Search code examples
javascriptcharacter-encodinghtml-entitieshtml-encode

Javascript equivalent for converting character entities


I have the following html snippet with javascript embedded one-lined.

<div class="social_icon twitter" onclick="shareSocialWall('twitter','New Comment on xxxx - WTF, if the dancers don&amp;acirc;&amp;#128;&amp;#153;t come in until 4ish','https:/xxxx')"></div>

As you can see, theres an onclick event thats firing shareSocialWall. What's important here is the text dancers don&amp;acirc;&amp;#128;&amp;#153;t.

When the text gets passed to the function shareSocialWall, heres what happens:

 location='https://twitter.com/intent/tweet?text='+text+'&url='+encodeURIComponent(url);

The problem is that the text is breaking the call to perform this tweet. Is there a way to encode this text inside the javascript so it does not break the text.

The path for this text is:

- perl => encodes entities on comment text as xml node
- xslt => passes xml text to javascript function (uses disable output encoding which does nothing for this apparently)
- js => handles the text inside the shareSocialWall Function

Solution

  • Your text seems to have been mangled already, probably incorrectly double encoded.

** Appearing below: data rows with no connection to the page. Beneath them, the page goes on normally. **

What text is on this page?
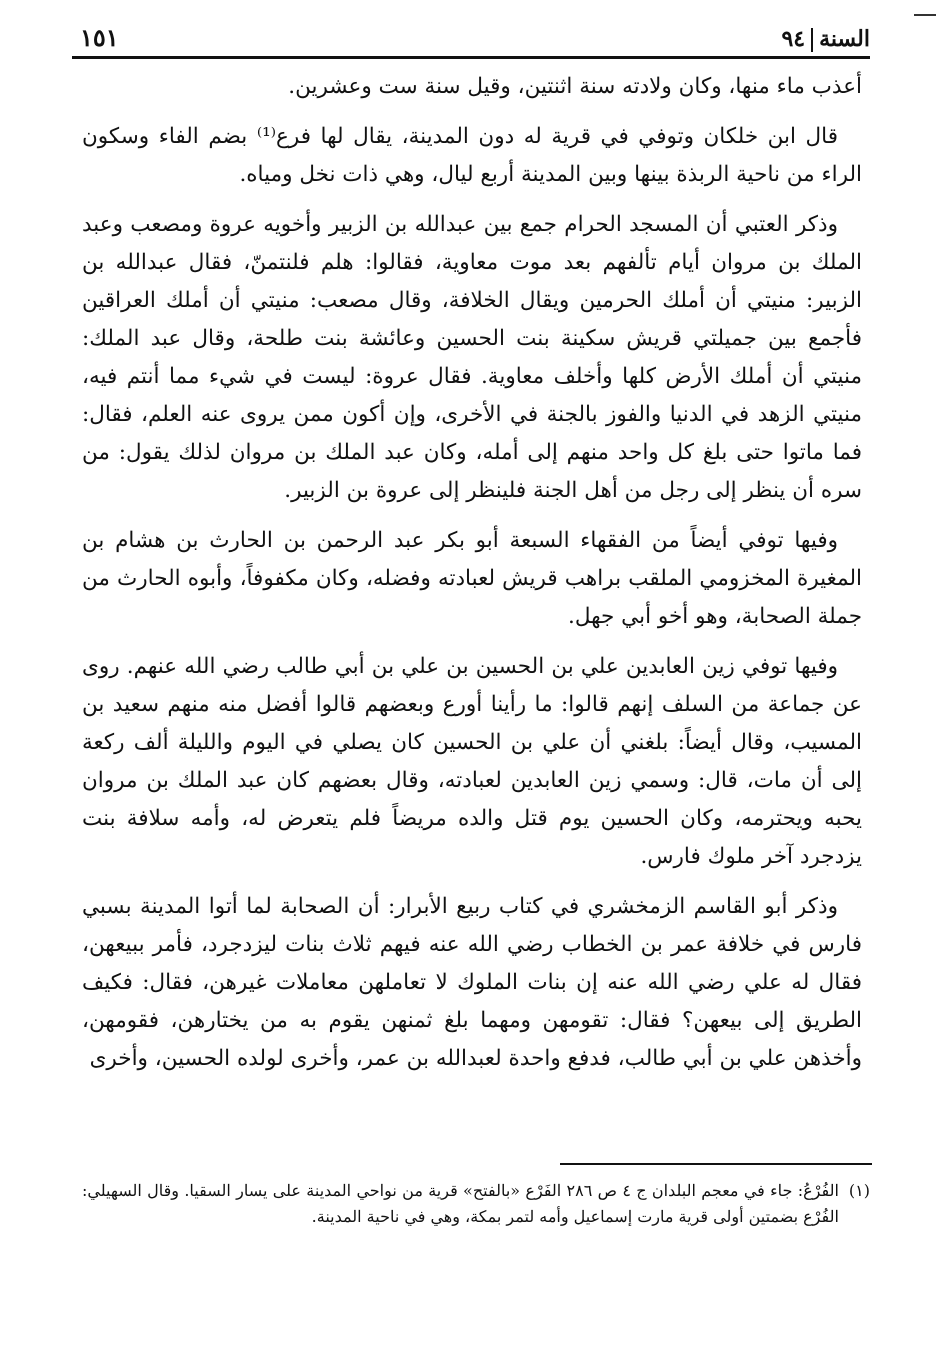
١٥١	السنة
٩٤

أعذب ماء منها، وكان ولادته سنة اثنتين، وقيل سنة ست وعشرين.

قال ابن خلكان وتوفي في قرية له دون المدينة، يقال لها فرع⁽¹⁾ بضم الفاء وسكون الراء من ناحية الربذة بينها وبين المدينة أربع ليال، وهي ذات نخل ومياه.

وذكر العتبي أن المسجد الحرام جمع بين عبدالله بن الزبير وأخويه عروة ومصعب وعبد الملك بن مروان أيام تألفهم بعد موت معاوية، فقالوا: هلم فلنتمنّ، فقال عبدالله بن الزبير: منيتي أن أملك الحرمين ويقال الخلافة، وقال مصعب: منيتي أن أملك العراقين فأجمع بين جميلتي قريش سكينة بنت الحسين وعائشة بنت طلحة، وقال عبد الملك: منيتي أن أملك الأرض كلها وأخلف معاوية. فقال عروة: ليست في شيء مما أنتم فيه، منيتي الزهد في الدنيا والفوز بالجنة في الأخرى، وإن أكون ممن يروى عنه العلم، فقال: فما ماتوا حتى بلغ كل واحد منهم إلى أمله، وكان عبد الملك بن مروان لذلك يقول: من سره أن ينظر إلى رجل من أهل الجنة فلينظر إلى عروة بن الزبير.

وفيها توفي أيضاً من الفقهاء السبعة أبو بكر عبد الرحمن بن الحارث بن هشام بن المغيرة المخزومي الملقب براهب قريش لعبادته وفضله، وكان مكفوفاً، وأبوه الحارث من جملة الصحابة، وهو أخو أبي جهل.

وفيها توفي زين العابدين علي بن الحسين بن علي بن أبي طالب رضي الله عنهم. روى عن جماعة من السلف إنهم قالوا: ما رأينا أورع وبعضهم قالوا أفضل منه منهم سعيد بن المسيب، وقال أيضاً: بلغني أن علي بن الحسين كان يصلي في اليوم والليلة ألف ركعة إلى أن مات، قال: وسمي زين العابدين لعبادته، وقال بعضهم كان عبد الملك بن مروان يحبه ويحترمه، وكان الحسين يوم قتل والده مريضاً فلم يتعرض له، وأمه سلافة بنت يزدجرد آخر ملوك فارس.

وذكر أبو القاسم الزمخشري في كتاب ربيع الأبرار: أن الصحابة لما أتوا المدينة بسبي فارس في خلافة عمر بن الخطاب رضي الله عنه فيهم ثلاث بنات ليزدجرد، فأمر ببيعهن، فقال له علي رضي الله عنه إن بنات الملوك لا تعاملهن معاملات غيرهن، فقال: فكيف الطريق إلى بيعهن؟ فقال: تقومهن ومهما بلغ ثمنهن يقوم به من يختارهن، فقومهن، وأخذهن علي بن أبي طالب، فدفع واحدة لعبدالله بن عمر، وأخرى لولده الحسين، وأخرى

(١)
الفُرْعُ: جاء في معجم البلدان ج ٤ ص ٢٨٦ الفَرْع «بالفتح» قرية من نواحي المدينة على يسار السقيا. وقال السهيلي: الفُرْع بضمتين أولى قرية مارت إسماعيل وأمه لتمر بمكة، وهي في ناحية المدينة.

    You could just remove all HTML entities with a regex:

    var str = 'New Comment on xxxx - WTF, if the dancers don&amp;acirc;&amp;#128;&amp;#153;t come in until 4ish';
    console.log(str.replace(/&[^\s]*;/g, ''));

    Note that this is pretty aggressive and might remove more text than you wish if your text is really badly encoded, with missing ; for instance.